08 março 2007

Brasília amarela


Morávamos num apartamento pequeno, no 4º andar de um prédio sem elevador. O quarto em que dormia era dividido com meus outros três irmãos, minha mãe nem sonhava em engravidar de novo. Dois beliches e um guarda-roupa, componham a mobilia do cômodo. Eu dormia na cama que ficava em cima da cama da Patrícia. Tinha medo de dormir com a janela aberta, o medo mesmo era de ser abdusida por E.T.s.

Certo dia, numa noite estrelada, tenho certeza que vi um disco voador riscar o céu. Sei que não era avião, pois as luzes que piscavam eram verdes. Fantasia de criança? Talvez. O medo não parava por aí, tinha também o dos morcegos e o de cair pela janela. Ouve até um dia que sonhei que estava caindo. Foi engraçado. Estávamos eu e minha irmã, com os braços abertos, tentando nos equilibrar fora da janela. Chega meu irmão alegre e feliz e nos abraça. Caímos os três. Antes de espatifarmos no chão, acordei. Estava prestes a cair da cama.

A posição da minha cama era estratégica, dava para ver a rua inteira. Ficava olhando a vida das pessoas no prédio ao lado. Toda vez que tinha uma mulher trocando de roupa com a janela aberta eu chamava o meu irmão. Quase sempre era mentira. Ele ficava bravo. Um belo dia tinha de verdade duas moças trocando de roupa. Gritei o Kinho sem parar, mas ele não acredita mais em mim. Depois de muita insistência, ele olhou. Elas já estavam vestindo a camisola. Ele ficou bravo comigo do mesmo jeito.

Nessa época, meu pai me deu uma função. Olhar o estacionamento e verificar se a Brasília amarela dele não havia sido roubada. Era engraçado. Todo santo dia, antes de descer, o meu pai me fazia olhar da janela e dizer para ele que o carro da família estava lá embaixo. No início eu gostava, depois comecei a achar a tarefa uma chatice. Mas fazia, quase sempre. Algumas vezes respondia que estava, mesmo sem olhar. Um dia cansei, me recusei a olhar. - Ah, meu pai! Claro que tá, quem vai roubar a Brasília?, respondi com malcriação.

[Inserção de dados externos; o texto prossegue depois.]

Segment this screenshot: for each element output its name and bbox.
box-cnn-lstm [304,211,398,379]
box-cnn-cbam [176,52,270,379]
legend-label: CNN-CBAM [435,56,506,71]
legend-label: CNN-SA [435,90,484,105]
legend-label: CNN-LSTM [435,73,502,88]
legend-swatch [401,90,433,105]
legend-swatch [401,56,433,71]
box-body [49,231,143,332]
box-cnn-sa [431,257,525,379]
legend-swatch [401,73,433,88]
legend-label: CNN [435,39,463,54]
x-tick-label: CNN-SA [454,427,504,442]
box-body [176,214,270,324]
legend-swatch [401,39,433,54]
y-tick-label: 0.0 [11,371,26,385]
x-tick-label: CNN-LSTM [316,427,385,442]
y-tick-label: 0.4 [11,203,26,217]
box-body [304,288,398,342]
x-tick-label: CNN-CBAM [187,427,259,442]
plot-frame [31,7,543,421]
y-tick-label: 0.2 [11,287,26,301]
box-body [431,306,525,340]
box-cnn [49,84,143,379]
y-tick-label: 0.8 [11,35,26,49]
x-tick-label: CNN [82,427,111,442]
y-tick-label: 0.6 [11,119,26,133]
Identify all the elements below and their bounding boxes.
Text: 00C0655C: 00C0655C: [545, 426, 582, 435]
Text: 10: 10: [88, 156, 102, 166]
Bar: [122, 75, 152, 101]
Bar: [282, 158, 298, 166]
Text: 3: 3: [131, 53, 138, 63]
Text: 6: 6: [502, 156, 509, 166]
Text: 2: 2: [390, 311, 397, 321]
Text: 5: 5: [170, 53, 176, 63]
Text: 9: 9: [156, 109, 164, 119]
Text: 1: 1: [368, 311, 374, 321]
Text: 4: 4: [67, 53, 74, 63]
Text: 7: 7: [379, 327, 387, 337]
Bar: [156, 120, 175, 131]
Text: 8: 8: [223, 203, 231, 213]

Ele desceu. Eu, pela primeira vez, não respondi que o carro estava lá. Minutos depois ele sobe. Cabesbaixo, sentou no sofa abatido e ficou calado, enquanto minha mãe perguntava angustiada o que havia acontecido. "Roubaram o carro", ele respondeu. Acho que até hoje me sinto culpada pelo roubo!

2 comentários:

Anônimo disse...

Poxa, Let, fiquei triste com o fim... fique se achando culpada não. Iam roubar de todo jeito. Claro que fica a sensação ruim de você não ter cumprido direito o que se comprometeu com seu pai, né.

Adorei o texto. A infância traz tantas saudades na gente, né.

Bjos.

Sara Campos disse...

KKKKK! Adorei o texto e a estória! Pq vc nunca me contou essa? Por acaso é uma obra de ficção? uahauhauhau!